Pour charger l’adolescent, tous les moyens sont bons : « Cce conducteur il est issu de la cité Pablo Picasso, et avait déjà fait un refus d’obtempérer samedi dernier auprès des policiers de Nanterre » explique le commissaire, rejoint par Eric Revel quelques instants plus tard qui explique en passant qu’à « Nanterre, il y a de nombreuses cités très difficiles, où parfois vous avez du trafic de drogue en pleine journée, on parle de Pablo Picasso, de Neruda ». Un tableau fait pour continuer dans la criminalisation de l’adolescent, et ainsi légitimer en filigrane sa mort.

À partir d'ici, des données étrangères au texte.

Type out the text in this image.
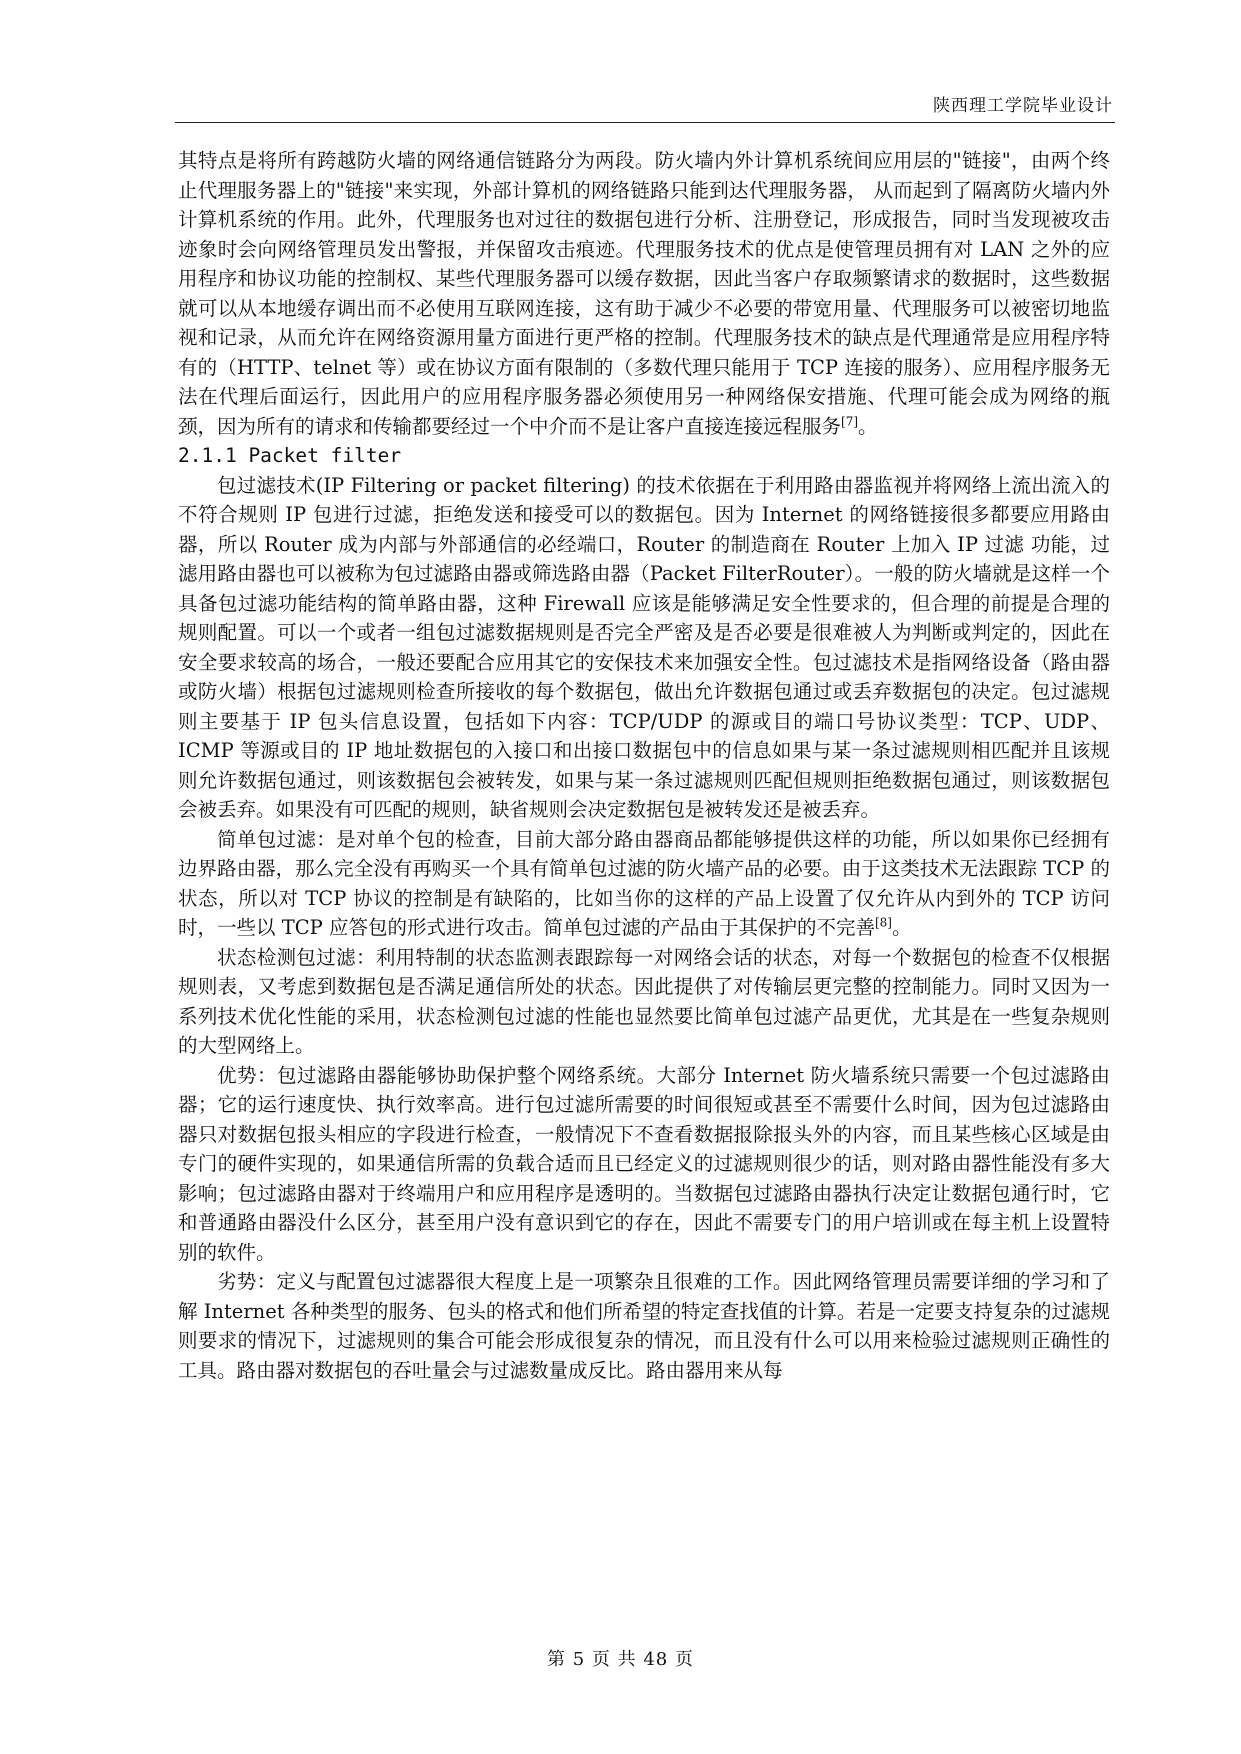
陕西理工学院毕业设计

其特点是将所有跨越防火墙的网络通信链路分为两段。防火墙内外计算机系统间应用层的"链接"，由两个终止代理服务器上的"链接"来实现，外部计算机的网络链路只能到达代理服务器， 从而起到了隔离防火墙内外计算机系统的作用。此外，代理服务也对过往的数据包进行分析、注册登记，形成报告，同时当发现被攻击迹象时会向网络管理员发出警报，并保留攻击痕迹。代理服务技术的优点是使管理员拥有对 LAN 之外的应用程序和协议功能的控制权、某些代理服务器可以缓存数据，因此当客户存取频繁请求的数据时，这些数据就可以从本地缓存调出而不必使用互联网连接，这有助于减少不必要的带宽用量、代理服务可以被密切地监视和记录，从而允许在网络资源用量方面进行更严格的控制。代理服务技术的缺点是代理通常是应用程序特有的（HTTP、telnet 等）或在协议方面有限制的（多数代理只能用于 TCP 连接的服务）、应用程序服务无法在代理后面运行，因此用户的应用程序服务器必须使用另一种网络保安措施、代理可能会成为网络的瓶颈，因为所有的请求和传输都要经过一个中介而不是让客户直接连接远程服务[7]。

2.1.1 Packet filter

包过滤技术(IP Filtering or packet filtering) 的技术依据在于利用路由器监视并将网络上流出流入的不符合规则 IP 包进行过滤，拒绝发送和接受可以的数据包。因为 Internet 的网络链接很多都要应用路由器，所以 Router 成为内部与外部通信的必经端口，Router 的制造商在 Router 上加入 IP 过滤 功能，过滤用路由器也可以被称为包过滤路由器或筛选路由器（Packet FilterRouter）。一般的防火墙就是这样一个具备包过滤功能结构的简单路由器，这种 Firewall 应该是能够满足安全性要求的，但合理的前提是合理的规则配置。可以一个或者一组包过滤数据规则是否完全严密及是否必要是很难被人为判断或判定的，因此在安全要求较高的场合，一般还要配合应用其它的安保技术来加强安全性。包过滤技术是指网络设备（路由器或防火墙）根据包过滤规则检查所接收的每个数据包，做出允许数据包通过或丢弃数据包的决定。包过滤规则主要基于 IP 包头信息设置，包括如下内容：TCP/UDP 的源或目的端口号协议类型：TCP、UDP、ICMP 等源或目的 IP 地址数据包的入接口和出接口数据包中的信息如果与某一条过滤规则相匹配并且该规则允许数据包通过，则该数据包会被转发，如果与某一条过滤规则匹配但规则拒绝数据包通过，则该数据包会被丢弃。如果没有可匹配的规则，缺省规则会决定数据包是被转发还是被丢弃。

简单包过滤：是对单个包的检查，目前大部分路由器商品都能够提供这样的功能，所以如果你已经拥有边界路由器，那么完全没有再购买一个具有简单包过滤的防火墙产品的必要。由于这类技术无法跟踪 TCP 的状态，所以对 TCP 协议的控制是有缺陷的，比如当你的这样的产品上设置了仅允许从内到外的 TCP 访问时，一些以 TCP 应答包的形式进行攻击。简单包过滤的产品由于其保护的不完善[8]。

状态检测包过滤：利用特制的状态监测表跟踪每一对网络会话的状态，对每一个数据包的检查不仅根据规则表，又考虑到数据包是否满足通信所处的状态。因此提供了对传输层更完整的控制能力。同时又因为一系列技术优化性能的采用，状态检测包过滤的性能也显然要比简单包过滤产品更优，尤其是在一些复杂规则的大型网络上。

优势：包过滤路由器能够协助保护整个网络系统。大部分 Internet 防火墙系统只需要一个包过滤路由器；它的运行速度快、执行效率高。进行包过滤所需要的时间很短或甚至不需要什么时间，因为包过滤路由器只对数据包报头相应的字段进行检查，一般情况下不查看数据报除报头外的内容，而且某些核心区域是由专门的硬件实现的，如果通信所需的负载合适而且已经定义的过滤规则很少的话，则对路由器性能没有多大影响；包过滤路由器对于终端用户和应用程序是透明的。当数据包过滤路由器执行决定让数据包通行时，它和普通路由器没什么区分，甚至用户没有意识到它的存在，因此不需要专门的用户培训或在每主机上设置特别的软件。

劣势：定义与配置包过滤器很大程度上是一项繁杂且很难的工作。因此网络管理员需要详细的学习和了解 Internet 各种类型的服务、包头的格式和他们所希望的特定查找值的计算。若是一定要支持复杂的过滤规则要求的情况下，过滤规则的集合可能会形成很复杂的情况，而且没有什么可以用来检验过滤规则正确性的工具。路由器对数据包的吞吐量会与过滤数量成反比。路由器用来从每

第 5 页 共 48 页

Une rhétorique classique, qui ne suffit pas à Mathieu Valet, qui pousse encore plus loin dans le cynisme en affirmant : « quand on est habitué des refus d’obtempérer, c’est que le sens de la vie, le respect de la vie de soi-même et d’autrui, importe peu ». Un propos qu’il est difficile d’entendre comme autre chose que la justification d’un meurtre : si la victime ne « respectait » pas sa propre vie, alors peut-être que la police n’avait pas non plus à la respecter…

Et complément de cette rhétorique déshumanisante, habituelle lorsque la police tue dans un quartier populaire, Naël sera même accusé, à titre posthume, d’être le responsable des affrontements qui ont lieu à Nanterre contre les forces de l’ordre. Benjamin Duhamel, pose la question à l’avocat de la famille si celle-ci « appelle au calme ». Si celui-ci refuse de répondre à une telle question, expliquant que la famille a bien assez à gérer la mort d’un des siens, sur Cnews, Sabrina Medjebeur vient apporter son éclairage raciste sur les évènements qui vont suivre à Nanterre :« c’est la grande possibilité de risque quand on a affaire à ce type d’épiphénomène dramatiques : le risque d’inflammation des personnes qui habitent ces quartiers, par réflexe anthropologique de vengeance, de revanche et de mort sur les policiers qui auraient tué l’un des leurs ». Non seulement la mort de Naël n’est qu’un « épiphénomène », mais celles et ceux qui sont en colère après sa mort sont assimilés à des sauvages mus par la soif du sang de policiers.

Finalement, la palme de l’indécence revient à Charlotte d’Ornellas, qui, sur Cnews, va conclure : « Évidemment que ce profil n’engendre pas de mériter la mort, il faut le dire extrêmement clairement. En revanche, on peut se dire que ce gamin a 17 ans, au volant d’une voiture, qui refuse d’obtempérer avant de mourir, avec un casier déjà long et très connu des services de police, il y a peut-être un moment où c’est le sauver aussi que de réinstaller une autorité très claire, très jeune dans le pays ». Un policier tire, Naël meurt. Dans la tête de Charlotte d’Ornellas, il est sauvé. On arrive là au summum de la réaction, où celui qui a donné la mort à un adolescent est adoubé comme « sauveur de la République », où la mort ne devient plus un drame mais une rédemption, à condition qu’elle vienne d’un pistolet de la police.

Toute la journée, comme à chaque meurtre policier, des déclinaisons plus ou moins explicites de ces rhétoriques visant à justifier les meurtres policiers auront rempli les antennes des médias. Mais alors que la rage face à ce nouveau meurtre est massive, ces réactions insupportables pourraient être une goutte de trop supplémentaire dans l’océan de la colère contre les violences policières.